Das Tamagotchi-Gefühl

Medienwissenschaftler Bernhard Pörksen beim Unternehmerfrauen-Forum der Volksbanken und Raiffeisenbanken

Ein Bericht von Sabrina Erben, erschienen in der Esslinger Zeitung am 05.04.2017

Esslingen - Da steht er und reckt eine kleine rote Kugel in die Höhe. Verwirrung macht sich im Publikum breit. Was macht der Mann da?, fragen sich wohl die meisten der 550 Frauen im Neckar Forum. „Na, kennen Sie das noch?“, werden die Zuschauerinnen gefragt. Und dann fällt es ihnen wie Schuppen von den Augen: O weh, ein Tamagotchi. Für diejenigen unter uns, die es verdrängt haben: Das ist ein virtuelles Küken, um das man sich vom Zeitpunkt des Schlüpfens an kümmern muss. Populär vor allem in den 90er-Jahren. Bei nachlassender Aufmerksamkeit stirbt das Küken. „Das Tamagotchi-Gefühl ist nach wie vor mächtig“, sagt Bernhard Pörksen, Medienwissenschaftler der Universität Tübingen, am Montagabend beim jährlichen Unternehmerfrauen-Forum der Bezirksvereinigung der Volksbanken und Raiffeisenbanken im Landkreis Esslingen. Bereits zum siebten Mal findet die Veranstaltung statt, diesmal unter dem Motto: „Ladies first - ein Abend unter Freundinnen“ im Esslinger Neckar Forum.

Smartphone, Laptop und Tablet sind mittlerweile fester Bestandteil des Alltags. Was macht man mit dieser Flut an digitalen Informationen? Dieser Frage geht Pörksen bei seinem Vortrag „Wie die digitale Kommunikation unser Leben verändert“, auf den Grund. „Das Thema Kommunikation war nie spannender“, sagt Heinz Fohrer, der Vorsitzende der Bezirksvereinigung, zur Begrüßung. Das Vorstandsmitglied der Volksbank Esslingen erzählt von seiner Fahrt zur Arbeit am Morgen: „Ich fuhr an einer Bushaltestelle vorbei, da standen jede Menge Schulkinder mit gesenkten Köpfen. Die Augen stur auf das Smartphone gerichtet.“ Die Aufmerksamkeit, die damals das Tamagotchi verlangte, bekommt heute das Smartphone. Das sei auf den ersten Blick nicht negativ, so Pörksen, habe aber gravierende Auswirkungen auf unsere Konzentrationsfähigkeit. Jeder Blick auf das Handy, jeder E-Mail und jedes Einloggen in Facebook unterbricht den Menschen bei einer anderen Tätigkeit. „Um auf dasselbe Konzentrationslevel wie vor der Unterbrechung zu kommen, benötigt man bis zu 20 Minuten“, sagt Pörksen. Und er nimmt dann auch gleich die Illusionen zum Thema „Multi-Tasking“. Das sei ein „Bullshit“-Begriff. Es funktioniere nicht. Das Gehirn verarbeitet die Reize nicht parallel, sondern hintereinander. Es sei „Task-Switching“.

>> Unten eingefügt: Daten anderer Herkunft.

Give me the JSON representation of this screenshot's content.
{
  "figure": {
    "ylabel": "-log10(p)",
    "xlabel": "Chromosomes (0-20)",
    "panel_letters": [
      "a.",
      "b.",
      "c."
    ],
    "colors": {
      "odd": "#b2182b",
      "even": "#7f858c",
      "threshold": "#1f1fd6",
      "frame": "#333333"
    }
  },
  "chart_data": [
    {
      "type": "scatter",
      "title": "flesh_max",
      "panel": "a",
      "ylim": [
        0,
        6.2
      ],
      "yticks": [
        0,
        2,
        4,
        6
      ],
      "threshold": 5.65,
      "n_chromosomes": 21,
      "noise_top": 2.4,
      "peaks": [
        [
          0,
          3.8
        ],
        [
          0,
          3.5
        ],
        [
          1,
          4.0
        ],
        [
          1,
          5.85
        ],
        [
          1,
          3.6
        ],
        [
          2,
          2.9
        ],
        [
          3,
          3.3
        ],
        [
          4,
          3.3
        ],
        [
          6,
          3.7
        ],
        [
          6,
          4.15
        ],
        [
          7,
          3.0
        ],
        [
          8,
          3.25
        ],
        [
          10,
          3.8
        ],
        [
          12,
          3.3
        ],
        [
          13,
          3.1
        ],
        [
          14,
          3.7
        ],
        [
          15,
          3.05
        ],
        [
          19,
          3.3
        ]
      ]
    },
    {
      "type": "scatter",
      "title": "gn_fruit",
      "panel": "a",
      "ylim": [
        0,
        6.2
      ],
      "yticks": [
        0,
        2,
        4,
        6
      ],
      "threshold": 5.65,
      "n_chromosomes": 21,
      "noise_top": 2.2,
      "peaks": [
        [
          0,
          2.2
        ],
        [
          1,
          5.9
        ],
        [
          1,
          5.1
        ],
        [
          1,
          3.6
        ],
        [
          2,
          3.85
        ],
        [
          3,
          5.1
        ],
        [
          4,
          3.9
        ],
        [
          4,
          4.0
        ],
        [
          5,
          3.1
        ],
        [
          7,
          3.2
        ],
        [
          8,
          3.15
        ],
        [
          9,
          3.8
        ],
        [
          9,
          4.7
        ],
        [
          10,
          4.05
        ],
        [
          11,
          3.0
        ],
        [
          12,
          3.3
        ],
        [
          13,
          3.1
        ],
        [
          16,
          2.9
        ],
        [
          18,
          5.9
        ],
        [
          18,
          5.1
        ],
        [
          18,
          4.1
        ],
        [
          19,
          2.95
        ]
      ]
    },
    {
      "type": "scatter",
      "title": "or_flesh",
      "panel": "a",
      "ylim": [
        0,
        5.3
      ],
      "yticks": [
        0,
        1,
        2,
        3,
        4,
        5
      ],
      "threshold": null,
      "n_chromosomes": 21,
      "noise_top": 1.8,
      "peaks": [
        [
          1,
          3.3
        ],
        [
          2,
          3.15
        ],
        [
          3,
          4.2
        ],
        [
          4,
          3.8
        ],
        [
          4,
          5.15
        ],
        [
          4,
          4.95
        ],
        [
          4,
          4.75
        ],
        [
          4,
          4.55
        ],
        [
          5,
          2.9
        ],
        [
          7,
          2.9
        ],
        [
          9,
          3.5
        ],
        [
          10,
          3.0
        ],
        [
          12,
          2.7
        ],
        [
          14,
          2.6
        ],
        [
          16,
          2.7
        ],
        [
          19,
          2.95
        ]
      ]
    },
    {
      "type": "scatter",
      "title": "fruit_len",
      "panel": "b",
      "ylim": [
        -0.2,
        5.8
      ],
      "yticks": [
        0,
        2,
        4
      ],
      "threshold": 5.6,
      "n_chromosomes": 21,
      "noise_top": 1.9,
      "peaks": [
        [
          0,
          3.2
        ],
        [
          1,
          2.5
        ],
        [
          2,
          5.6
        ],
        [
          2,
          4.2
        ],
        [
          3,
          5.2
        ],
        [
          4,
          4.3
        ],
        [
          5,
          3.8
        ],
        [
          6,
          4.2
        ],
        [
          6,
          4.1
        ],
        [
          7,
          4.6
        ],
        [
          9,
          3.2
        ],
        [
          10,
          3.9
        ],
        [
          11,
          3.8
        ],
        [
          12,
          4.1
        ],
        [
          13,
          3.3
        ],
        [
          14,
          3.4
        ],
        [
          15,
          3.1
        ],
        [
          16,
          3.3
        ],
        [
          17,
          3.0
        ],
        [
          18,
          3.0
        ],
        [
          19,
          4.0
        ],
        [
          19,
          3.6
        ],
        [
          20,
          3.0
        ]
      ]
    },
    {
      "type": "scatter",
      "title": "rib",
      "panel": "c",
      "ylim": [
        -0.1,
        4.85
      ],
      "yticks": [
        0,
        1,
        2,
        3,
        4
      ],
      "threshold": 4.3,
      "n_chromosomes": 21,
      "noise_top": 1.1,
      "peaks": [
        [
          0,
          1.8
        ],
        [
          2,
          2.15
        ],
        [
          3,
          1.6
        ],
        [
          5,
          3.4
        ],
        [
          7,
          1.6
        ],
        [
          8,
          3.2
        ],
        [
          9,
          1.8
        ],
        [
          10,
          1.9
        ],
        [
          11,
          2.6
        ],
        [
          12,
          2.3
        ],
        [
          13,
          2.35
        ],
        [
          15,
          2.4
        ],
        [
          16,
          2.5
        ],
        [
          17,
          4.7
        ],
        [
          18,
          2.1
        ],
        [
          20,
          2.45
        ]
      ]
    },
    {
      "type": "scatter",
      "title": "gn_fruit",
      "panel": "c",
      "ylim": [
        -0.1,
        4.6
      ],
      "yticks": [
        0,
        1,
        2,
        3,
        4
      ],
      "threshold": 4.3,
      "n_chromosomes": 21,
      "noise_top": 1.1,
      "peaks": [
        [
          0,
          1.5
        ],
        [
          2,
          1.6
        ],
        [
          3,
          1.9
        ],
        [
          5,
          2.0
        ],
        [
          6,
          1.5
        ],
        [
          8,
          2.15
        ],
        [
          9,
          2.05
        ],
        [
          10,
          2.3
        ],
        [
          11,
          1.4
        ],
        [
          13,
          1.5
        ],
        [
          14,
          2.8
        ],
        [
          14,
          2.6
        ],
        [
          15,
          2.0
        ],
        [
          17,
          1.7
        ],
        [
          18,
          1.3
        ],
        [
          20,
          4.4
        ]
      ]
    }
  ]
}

„Konnektivitäts-Sehnsucht“

Aber warum tut sich der Mensch das an? Den Drang, immer Empfang zu haben und empfangsbereit zu sein, nennt Pörksen die „Konnektivitäts-Sehnsucht“. 300 Zeitungen und 250 Bücher erscheinen laut Pörksen täglich in Deutschland: „Wir sind reich an Informationen, unsere Aufmerksamkeit ist aber begrenzt.“ Der Wissenschaftler entlässt die Zuschauerinnen aber nicht ohne Empfehlungen in den Abend. Er stellt verschiedene Prinzipien vor, die den Umgang mit Smartphone und Co. erleichtern. Darunter das Prinzip des Bühnenbewusstseins, Achtsamkeit und die Selbstbeobachtung: Alles kann öffentlich werden, dessen muss man sich im Klaren sein.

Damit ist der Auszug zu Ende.